Gesundheits- und Pflegeversicherung Linksfraktion stellt Gutachten zu ihrem Reformvorschlag vor

  • Martin Höfig
  • Lesedauer: 3 Min.

Die Bundestagsfraktion der Linkspartei hat am Montag ein von ihr in Auftrag gegebenes Gutachten über die Auswirkungen einer solidarischen Gesundheits- und Pflegeversicherung vorgestellt. »Wir wollen konsequent und konkret die übergroße Mehrheit der Menschen entlasten und die reiche Minderheit belasten«, sagte Fraktionschef Dietmar Bartsch bei einer Pressekonferenz in Berlin. Daher sei eine Kranken- und Pflegeversicherung nötig, in die alle einzahlen.

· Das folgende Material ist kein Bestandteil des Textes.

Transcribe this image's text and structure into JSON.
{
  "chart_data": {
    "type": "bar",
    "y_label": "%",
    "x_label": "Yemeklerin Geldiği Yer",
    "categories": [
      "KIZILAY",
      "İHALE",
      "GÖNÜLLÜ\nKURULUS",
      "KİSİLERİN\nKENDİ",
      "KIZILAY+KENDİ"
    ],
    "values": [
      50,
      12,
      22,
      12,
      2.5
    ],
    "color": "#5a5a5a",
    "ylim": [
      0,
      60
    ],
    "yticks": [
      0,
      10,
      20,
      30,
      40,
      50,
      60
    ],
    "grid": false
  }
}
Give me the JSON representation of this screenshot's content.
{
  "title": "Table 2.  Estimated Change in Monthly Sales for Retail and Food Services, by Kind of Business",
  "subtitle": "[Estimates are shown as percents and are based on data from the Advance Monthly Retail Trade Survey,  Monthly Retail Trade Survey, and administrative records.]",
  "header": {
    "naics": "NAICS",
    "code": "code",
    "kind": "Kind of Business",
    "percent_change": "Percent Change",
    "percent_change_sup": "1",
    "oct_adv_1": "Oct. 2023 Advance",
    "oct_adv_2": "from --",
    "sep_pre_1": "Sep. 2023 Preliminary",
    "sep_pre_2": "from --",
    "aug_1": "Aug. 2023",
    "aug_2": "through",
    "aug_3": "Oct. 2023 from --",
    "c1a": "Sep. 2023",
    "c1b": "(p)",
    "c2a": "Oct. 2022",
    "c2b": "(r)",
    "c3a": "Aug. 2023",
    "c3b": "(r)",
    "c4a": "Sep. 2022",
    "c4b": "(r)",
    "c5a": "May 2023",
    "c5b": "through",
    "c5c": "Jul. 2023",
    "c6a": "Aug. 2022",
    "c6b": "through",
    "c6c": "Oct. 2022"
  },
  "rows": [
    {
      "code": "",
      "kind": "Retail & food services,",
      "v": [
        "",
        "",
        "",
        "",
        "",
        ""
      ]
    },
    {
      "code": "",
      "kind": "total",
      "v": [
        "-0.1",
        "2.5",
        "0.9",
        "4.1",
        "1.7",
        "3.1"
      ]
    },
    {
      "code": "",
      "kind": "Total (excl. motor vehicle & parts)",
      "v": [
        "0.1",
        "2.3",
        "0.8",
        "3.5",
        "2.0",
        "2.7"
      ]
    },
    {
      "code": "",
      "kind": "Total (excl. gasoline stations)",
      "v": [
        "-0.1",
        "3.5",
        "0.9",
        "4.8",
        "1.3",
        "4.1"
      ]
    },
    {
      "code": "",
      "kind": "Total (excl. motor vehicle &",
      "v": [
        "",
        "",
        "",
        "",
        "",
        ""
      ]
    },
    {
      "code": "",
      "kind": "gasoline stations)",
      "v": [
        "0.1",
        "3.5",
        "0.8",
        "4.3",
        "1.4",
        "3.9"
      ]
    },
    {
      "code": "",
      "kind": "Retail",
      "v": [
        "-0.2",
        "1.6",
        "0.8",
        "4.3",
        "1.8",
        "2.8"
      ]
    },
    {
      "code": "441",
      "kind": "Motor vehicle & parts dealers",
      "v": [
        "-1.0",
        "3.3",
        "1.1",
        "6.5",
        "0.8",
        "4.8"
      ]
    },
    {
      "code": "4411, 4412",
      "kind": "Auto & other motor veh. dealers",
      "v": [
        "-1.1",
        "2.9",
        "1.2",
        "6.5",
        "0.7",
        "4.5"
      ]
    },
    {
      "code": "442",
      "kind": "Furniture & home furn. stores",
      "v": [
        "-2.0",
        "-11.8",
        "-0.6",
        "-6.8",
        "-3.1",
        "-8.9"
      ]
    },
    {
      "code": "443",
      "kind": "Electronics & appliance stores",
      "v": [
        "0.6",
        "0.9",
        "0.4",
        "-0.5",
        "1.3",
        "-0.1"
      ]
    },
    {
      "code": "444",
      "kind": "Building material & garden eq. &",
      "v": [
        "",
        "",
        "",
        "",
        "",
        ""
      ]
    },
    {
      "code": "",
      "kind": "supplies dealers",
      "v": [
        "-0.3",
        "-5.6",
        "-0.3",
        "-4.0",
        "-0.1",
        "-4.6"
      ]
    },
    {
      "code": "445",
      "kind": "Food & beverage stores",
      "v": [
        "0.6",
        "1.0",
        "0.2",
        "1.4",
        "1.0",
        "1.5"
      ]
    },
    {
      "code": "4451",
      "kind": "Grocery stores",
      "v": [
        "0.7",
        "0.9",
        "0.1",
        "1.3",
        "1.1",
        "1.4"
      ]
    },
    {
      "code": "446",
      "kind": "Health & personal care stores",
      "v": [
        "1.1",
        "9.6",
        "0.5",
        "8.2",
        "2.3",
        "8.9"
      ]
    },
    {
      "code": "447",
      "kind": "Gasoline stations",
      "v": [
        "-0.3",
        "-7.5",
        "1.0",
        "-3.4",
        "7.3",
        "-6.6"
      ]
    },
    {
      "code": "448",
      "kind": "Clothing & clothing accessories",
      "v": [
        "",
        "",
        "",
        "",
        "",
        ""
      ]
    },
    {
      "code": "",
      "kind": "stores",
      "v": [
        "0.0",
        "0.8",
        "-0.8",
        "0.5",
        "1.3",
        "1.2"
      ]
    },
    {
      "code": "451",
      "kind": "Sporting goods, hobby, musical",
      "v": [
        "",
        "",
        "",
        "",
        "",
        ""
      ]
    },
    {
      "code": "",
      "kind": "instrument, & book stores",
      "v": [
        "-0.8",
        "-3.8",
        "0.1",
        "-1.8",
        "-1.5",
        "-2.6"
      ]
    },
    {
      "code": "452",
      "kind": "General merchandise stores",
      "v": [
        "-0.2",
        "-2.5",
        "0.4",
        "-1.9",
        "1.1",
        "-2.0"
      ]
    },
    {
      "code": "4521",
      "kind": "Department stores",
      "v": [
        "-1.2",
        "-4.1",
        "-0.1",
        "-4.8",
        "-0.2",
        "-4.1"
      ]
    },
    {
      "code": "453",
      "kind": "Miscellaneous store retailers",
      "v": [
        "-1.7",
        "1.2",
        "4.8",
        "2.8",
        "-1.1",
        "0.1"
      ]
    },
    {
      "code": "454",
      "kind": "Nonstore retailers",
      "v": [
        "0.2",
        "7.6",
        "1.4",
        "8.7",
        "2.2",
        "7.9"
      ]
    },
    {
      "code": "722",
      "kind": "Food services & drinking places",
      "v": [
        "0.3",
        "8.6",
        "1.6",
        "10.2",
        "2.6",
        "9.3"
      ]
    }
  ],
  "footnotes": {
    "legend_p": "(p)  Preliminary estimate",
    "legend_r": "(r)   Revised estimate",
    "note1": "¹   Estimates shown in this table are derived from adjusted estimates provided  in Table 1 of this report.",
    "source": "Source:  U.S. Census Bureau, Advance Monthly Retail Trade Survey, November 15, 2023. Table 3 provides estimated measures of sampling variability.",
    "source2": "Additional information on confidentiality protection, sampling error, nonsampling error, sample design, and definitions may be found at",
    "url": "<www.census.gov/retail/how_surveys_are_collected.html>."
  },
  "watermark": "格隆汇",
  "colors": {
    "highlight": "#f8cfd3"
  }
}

Die Linke stützt sich bei ihrer Forderung, die Finanzierung von Gesundheit und Pflege solidarisch auszugestalten, auf diesbezüglich hohe Zustimmungswerte in der Bevölkerung. Gegen diesen Trend gebe es in der Pflegeversicherung momentan jedoch riesige Löcher, die Eigenanteile wüchsen stetig und seien schon jetzt so hoch, dass jede*r dritte Pflegeheimbewohner*in auf Sozialhilfe angewiesen sei. Insgesamt zahlten viele Menschen in Deutschland, gemessen an ihren Einkommen, zu hohe Beiträge in die Kranken- und Pflegeversicherung, während Besserverdienende oft zu niedrige Beiträge entrichteten. »Damit das Land sozialer wird, muss aber gelten: Starke Schultern tragen mehr«, betonte Bartsch in diesem Zusammenhang.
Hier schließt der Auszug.